Provide the abused party with information and referrals for assistance, including safety planning.

There are two positions to consider with regard to advising the parties about the reasons for termination of mediation.

Some domestic violence victim advocates and professionals who work with batterers in batterer intervention programs believe that, due to safety concerns, the mediator should not advise the parties that the reason for termination is domestic violence, regardless of whether the victim or abuser disclosed the violence. Other valid reasons for termination that could be provided to the parties include: mediation policies and procedures, parties too far apart in positions or interests, inability to fully participate, unwillingness to participate, substance abuse or mental illness (if known by both parties).

Some mediators believe that if the abuse is disclosed by the abuser or by both parties, it is appropriate to advise the parties that the reason for termination is domestic violence. If a mediator chooses this approach, the mediator must be careful to provide each party with the same information regarding the reasons for termination without violating confidentiality. If the violence is disclosed only by the victim, the mediator should not advise the parties that the reason for termination is domestic violence.

Violence should never be mediated. In other words, never mediate when the core issues is for one party to stop abusing the other party. "I'll stop hitting you if you stop seeing your friend, Jane."

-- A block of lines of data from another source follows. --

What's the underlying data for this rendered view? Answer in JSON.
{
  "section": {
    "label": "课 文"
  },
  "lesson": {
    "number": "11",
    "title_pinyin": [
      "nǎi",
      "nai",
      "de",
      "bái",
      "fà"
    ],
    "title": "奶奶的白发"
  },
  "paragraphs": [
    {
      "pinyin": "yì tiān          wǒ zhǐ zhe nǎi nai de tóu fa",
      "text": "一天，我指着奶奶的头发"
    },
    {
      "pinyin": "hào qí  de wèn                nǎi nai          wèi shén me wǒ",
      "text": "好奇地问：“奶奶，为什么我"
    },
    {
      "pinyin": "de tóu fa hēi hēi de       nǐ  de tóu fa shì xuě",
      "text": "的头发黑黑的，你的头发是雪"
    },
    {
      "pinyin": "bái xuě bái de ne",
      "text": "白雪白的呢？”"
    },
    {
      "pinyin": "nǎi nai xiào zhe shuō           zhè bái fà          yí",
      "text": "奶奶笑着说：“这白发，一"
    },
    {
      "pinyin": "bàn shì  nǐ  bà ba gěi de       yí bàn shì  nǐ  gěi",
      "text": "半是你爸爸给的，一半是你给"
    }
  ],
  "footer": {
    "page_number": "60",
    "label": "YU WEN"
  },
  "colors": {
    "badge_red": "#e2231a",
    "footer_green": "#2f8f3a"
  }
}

The mediator must promote the safety of all parties in the mediation process, but it is important to remember not to create an artificial environment during the mediation. To say to parties "you can say whatever you want in here" may be harmful because a mediator cannot guarantee a party's safety outside the mediation session(s).

Suggested text to the abused and abusive party—Termination of mediation after orientation:

"I have decided not to mediate this case. Many cases are not appropriate for mediation. It is my experience that with situations like yours, mediation may not be the best process. This orientation meeting fulfills the requirement for court ordered mediation. It is not a "failure" to terminate mediation and there are no legal repercussions for doing so. You may want to talk with an attorney about your situation."

Suggested text—Termination of mediation after start of mediation:

"After observing the issues between you and your interactions with each other, I know from my experience that mediation may not be best process for you. Many cases are not appropriate for mediation. So rather than taking up your time and resources, I am terminating this mediation. It is not a "failure" to terminate mediation and there are no legal repercussions for doing so. You may want to talk with an attorney about your situation."

This screening tool was adapted with permission for the family mediation program from a tool developed by the Michigan Supreme Court Office of Dispute Resolution.